The closed hashing method combines all Records are stored directly in the hash table. Each record key key has a base position calculated by a hash function, that is, h(key). If a key is to be inserted and another record already occupies the base position of R (a collision occurs), then R is stored at another address in the table, and the conflict resolution policy determines which address it is.

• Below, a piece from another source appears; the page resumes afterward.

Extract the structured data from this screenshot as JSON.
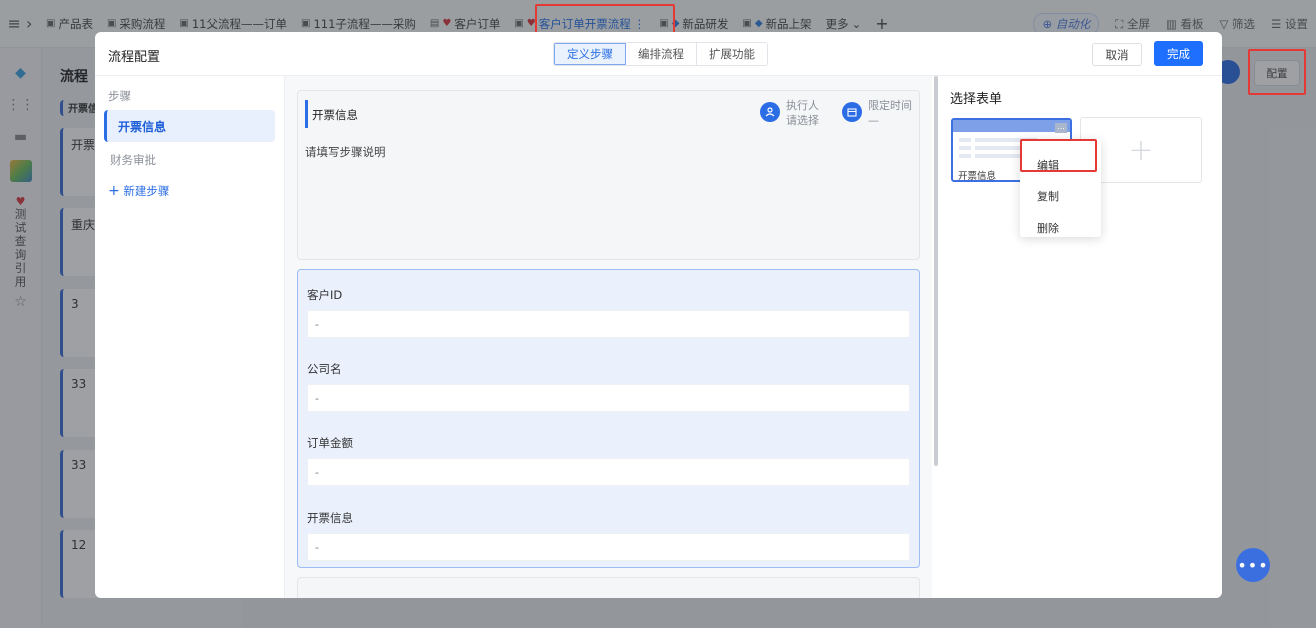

The basic idea of ​​closed hash table conflict resolution is: when a conflict occurs, use a certain method to generate a hash address sequence d0, d1, d2,...di,...dm for the key K -1. Among them, d0=h (K) is called the base address home position of K; all di (0< i< m) are subsequent hash addresses. When K is inserted, if the node at the base address is already occupied by other data elements, it will be probed in sequence according to the above address sequence, and the first open free position di found will be used as the storage location of K; if all subsequent hashes No addresses are free, indicating that the closed hash table is full and an overflow is reported. Correspondingly, when retrieving K, the sequence of successor addresses with the same value will be searched in sequence, and the position di will be returned when the retrieval is successful; if an open free address is encountered when retrieving along the probing sequence, it means that there is no key to be searched in the table code. When deleting K, we also search sequentially according to the sequence of successor addresses with the same value. If we find that a certain position di has the K value, then delete the data element at the position di (the deletion operation actually just marks the node for deletion); If an open free address is encountered, it means that there is no key to be deleted in the table. Therefore, for closed hash tables, the method of constructing a sequence of subsequent hash addresses is the method of handling conflicts.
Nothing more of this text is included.